Although this may seem like a major consumer victory, Nestlé are still linked to unsustainable palm oil production through their partnership with Indofood. In a recent report by Rainforest Action Network, Indofood has also been exposed for child labour, poverty wages and destruction of orangutan habitat. Campaign group SumOfUs are now campaigning for Nestlé to end their partnership with Indofood and maintain their sustainability promises.
At a time when there is growing public concern about the impact of unethical business practices, consumers have the power to hold corporations to account and campaign for them to change.
Although boycotts often focus on taking ‘action through inaction’ and encouraging consumers to spend their money elsewhere, the true impact is not about affecting the bottom line, but rather influencing the brand reputation. A company’s brand is what connects with consumers and putting this at risk can encourage a much needed conversation about corporate ethics.
Once involved in an ethical scandal, it can be difficult for consumers to forget a brand’s association with the issue – and this can force the corporation to take action.
In the 1990s, multi-billion dollar sportswear brand Nike faced a consumer boycott over child labour practices. The immediate loss of sales had a significant short-term impact (in 1998 the company’s global earnings dropped by 69%), but it was the lasting damage to the brand that had the real consequences.
The public demanded greater responsibility from Nike and they were forced to respond to consumer outrage.
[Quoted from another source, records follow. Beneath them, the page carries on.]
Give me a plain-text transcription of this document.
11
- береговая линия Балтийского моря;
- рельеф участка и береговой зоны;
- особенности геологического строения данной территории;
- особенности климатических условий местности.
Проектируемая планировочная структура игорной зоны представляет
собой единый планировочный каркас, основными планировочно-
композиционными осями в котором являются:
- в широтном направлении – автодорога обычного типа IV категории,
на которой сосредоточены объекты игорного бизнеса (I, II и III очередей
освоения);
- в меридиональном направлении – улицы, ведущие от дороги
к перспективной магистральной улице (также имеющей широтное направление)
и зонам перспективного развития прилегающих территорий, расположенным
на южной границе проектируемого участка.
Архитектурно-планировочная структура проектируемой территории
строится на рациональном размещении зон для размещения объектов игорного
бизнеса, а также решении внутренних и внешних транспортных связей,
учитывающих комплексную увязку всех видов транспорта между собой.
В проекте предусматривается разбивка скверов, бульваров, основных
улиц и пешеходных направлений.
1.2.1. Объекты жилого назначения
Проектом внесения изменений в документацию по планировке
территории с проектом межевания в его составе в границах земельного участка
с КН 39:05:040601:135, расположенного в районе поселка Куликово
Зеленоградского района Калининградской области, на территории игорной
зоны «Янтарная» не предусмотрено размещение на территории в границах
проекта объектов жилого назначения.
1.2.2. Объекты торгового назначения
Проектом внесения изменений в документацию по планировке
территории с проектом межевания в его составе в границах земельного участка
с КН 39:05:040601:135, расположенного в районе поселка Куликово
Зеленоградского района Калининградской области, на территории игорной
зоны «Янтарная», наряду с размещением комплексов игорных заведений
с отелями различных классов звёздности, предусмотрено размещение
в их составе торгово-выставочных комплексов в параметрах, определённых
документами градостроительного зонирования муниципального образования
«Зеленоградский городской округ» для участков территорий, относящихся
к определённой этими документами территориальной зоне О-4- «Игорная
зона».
Nike is now committed to sustainability and they’ve built it into their growth strategy, also taking a leading role in tackling societal problems like childhood obesity and using Corporate Social Responsibility as a key competitive advantage.
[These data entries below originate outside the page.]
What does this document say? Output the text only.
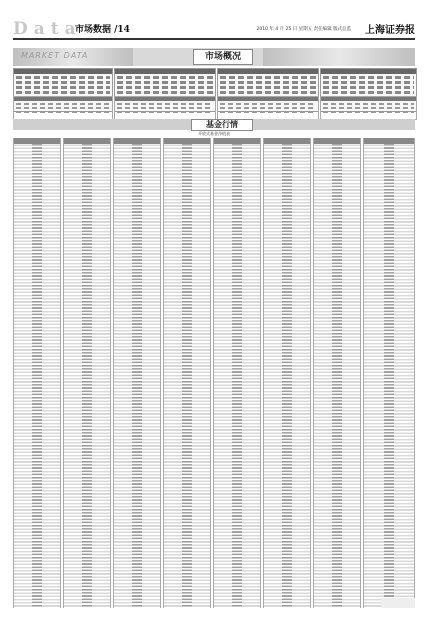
Data
市场数据 /14	2010 年 4 月 25 日 星期五 责任编辑 版式总监 上海证券报
MARKET DATA	市场概况
基金行情
开放式基金净值表
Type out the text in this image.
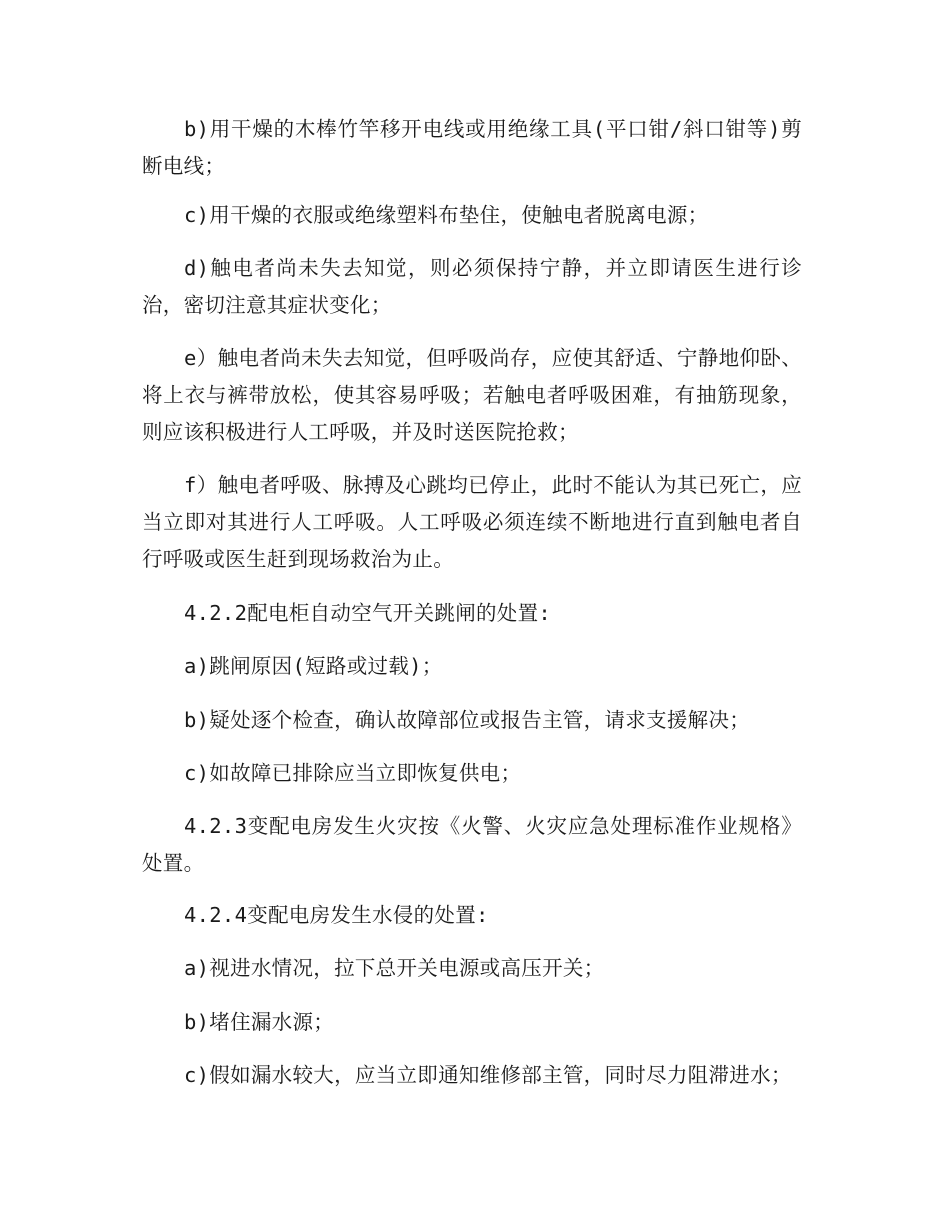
b)用干燥的木棒竹竿移开电线或用绝缘工具(平口钳/斜口钳等)剪断电线；

c)用干燥的衣服或绝缘塑料布垫住，使触电者脱离电源；

d)触电者尚未失去知觉，则必须保持宁静，并立即请医生进行诊治，密切注意其症状变化；

e）触电者尚未失去知觉，但呼吸尚存，应使其舒适、宁静地仰卧、将上衣与裤带放松，使其容易呼吸；若触电者呼吸困难，有抽筋现象，则应该积极进行人工呼吸，并及时送医院抢救；

f）触电者呼吸、脉搏及心跳均已停止，此时不能认为其已死亡，应当立即对其进行人工呼吸。人工呼吸必须连续不断地进行直到触电者自行呼吸或医生赶到现场救治为止。

4.2.2配电柜自动空气开关跳闸的处置:

a)跳闸原因(短路或过载)；

b)疑处逐个检查，确认故障部位或报告主管，请求支援解决；

c)如故障已排除应当立即恢复供电；

4.2.3变配电房发生火灾按《火警、火灾应急处理标准作业规格》处置。

4.2.4变配电房发生水侵的处置:

a)视进水情况，拉下总开关电源或高压开关；

b)堵住漏水源；

c)假如漏水较大，应当立即通知维修部主管，同时尽力阻滞进水；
Given the power that big businesses hold, it may seem impossible for ordinary consumers to effect change, but when they send a strong enough message corporations can, and often do, change their ways – especially when brand reputation and profit is at stake.
There is rising pressure on all businesses to become more socially responsible and environmentally sustainable and the consumer voice is a driving force in this transformation. Social media has amplified this social voice and given consumers a direct line of communication to major brands. Together, campaigners and consumers can challenge corporate power, and if they do it in the right way, business leaders are forced to listen.